It’s changing rapidly in response to the abnormal economic conditions of the past two years. Perhaps the most important change is the near-disappearance of incentives.
Sticker Price Is Now the Norm
“In today’s world, where roughly 70% of vehicles are presold at full sticker or more, there is almost no sales pressure and incentives have been dialed way back,” explains Brian Finkelmeyer, senior director of new-vehicle solutions at Cox Automotive.
Cox Automotive is the parent company of Kelley Blue Book.
New Car Sales Are Complex Transactions
With a few exceptions (notably Tesla), automakers don’t sell cars directly or operate their own dealerships. They sell to dealers who sell to customers. They often operate banks that loan money to buyers so they can buy from dealers so dealers can buy from the automakers. Gnarled vines.
These complex transactions often mean that the company that builds a car has to jump through hoops to discount the car. That leaves automakers, for instance, offering a cash-back incentive rather than simply changing the price.
Incentives Growing Rare
Those incentives are growing rare. Last month, Finkelmeyer notes, they made up just 2.3% of the average transaction price.
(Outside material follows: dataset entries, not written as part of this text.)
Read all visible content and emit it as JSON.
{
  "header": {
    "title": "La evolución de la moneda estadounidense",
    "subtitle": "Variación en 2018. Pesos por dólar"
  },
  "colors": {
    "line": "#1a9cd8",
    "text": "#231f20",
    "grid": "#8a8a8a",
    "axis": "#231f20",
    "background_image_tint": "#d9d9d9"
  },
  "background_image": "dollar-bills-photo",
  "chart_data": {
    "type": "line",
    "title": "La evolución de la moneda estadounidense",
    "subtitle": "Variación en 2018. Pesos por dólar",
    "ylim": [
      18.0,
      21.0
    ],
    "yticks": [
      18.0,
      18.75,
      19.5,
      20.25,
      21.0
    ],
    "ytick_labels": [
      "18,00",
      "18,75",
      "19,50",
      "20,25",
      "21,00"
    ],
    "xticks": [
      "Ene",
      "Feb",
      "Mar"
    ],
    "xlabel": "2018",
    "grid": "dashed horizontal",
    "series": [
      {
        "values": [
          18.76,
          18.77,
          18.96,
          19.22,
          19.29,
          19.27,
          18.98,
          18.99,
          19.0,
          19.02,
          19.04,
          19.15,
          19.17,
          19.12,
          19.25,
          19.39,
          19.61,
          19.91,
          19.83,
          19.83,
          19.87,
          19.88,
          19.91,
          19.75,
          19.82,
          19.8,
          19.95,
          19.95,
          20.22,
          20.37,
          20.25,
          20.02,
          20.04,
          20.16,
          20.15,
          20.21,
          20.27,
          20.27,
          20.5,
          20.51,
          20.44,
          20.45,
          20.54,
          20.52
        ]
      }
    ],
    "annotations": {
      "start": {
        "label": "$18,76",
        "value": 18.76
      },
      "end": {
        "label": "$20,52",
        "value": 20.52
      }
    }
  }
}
Just two years ago, they made up more than 10%.
“The industry still deployed $1.24 billion on incentives in August. This may seem like a lot, but it pales in comparison to August 2019,” Finkelmeyer explains, “when a total of $6.51 billion was spent motivating shoppers to buy from overstocked lots.”
Oversupply No Longer Normal
Overstocked lots play a big role in how the buying process evolved. Pre-pandemic, dealers often kept more than two months’ supply of cars on hand.
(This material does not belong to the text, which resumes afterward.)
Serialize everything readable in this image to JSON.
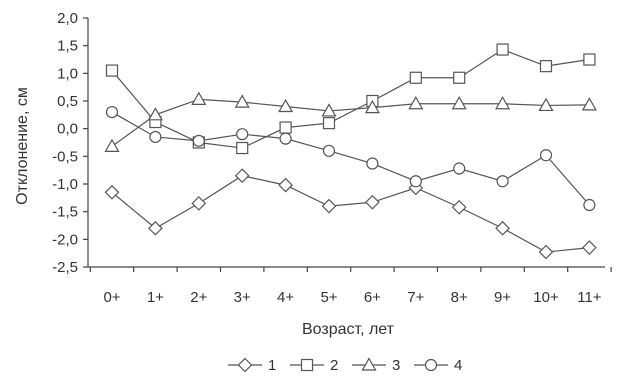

Supply chain problems, like a near-crippling shortage of microchips, have left automakers unable to build cars fast enough to meet demand. That has left dealers with little supply, often selling vehicles before they even arrive on the sales lot.
Automakers have little need to discount cars if they know they have more cars than interested buyers.
Automakers Profiting Without Discounting
Cadillac, Finkelmeyer says, spent approximately $167.3 million on incentives in August of 2019. That earned them about 1% of the U.S. sales market.
This August, he notes, they spent less than $22 million and still controlled 1% of the market.
Ford cut its incentive spending from nearly a billion dollars in August 2019 to just $143 million this August and saw its market share increase. Finkelmeyer calls that “the greatest trick in the history of the auto industry.”
Supply Costs Offset by Higher Prices
By some measures, automakers are having a rough 2022. They’re short on everything from microchips to sound insulation. This week, reports emerged that Ford is sitting on a backlog of thousands of unfinished vehicles, many just waiting for a Ford badge. Yes, Ford is running low on Ford badges.
Automakers are spending huge sums to try to fix their parts shortages. “Just last week, Ford stock was hammered due to a projected $1 billion of unexpected supplier costs” in the third quarter, Finkelmeyer notes. But it barely matters to their bottom line. “Their incentive savings in August alone almost covers” the increased quarterly cost. The rest of the quarter is profit.
Big Incentives Now “A Thing of The Past”
What does it mean for car shoppers? Those incentives, Finkelmeyer says, may not come back.
“Yes, we may see incentives slowly coming back on certain models in the months ahead as demand is eroded by inflation and higher interest rates. But the good ol’ days of big incentive spending are a thing of the past,” he says.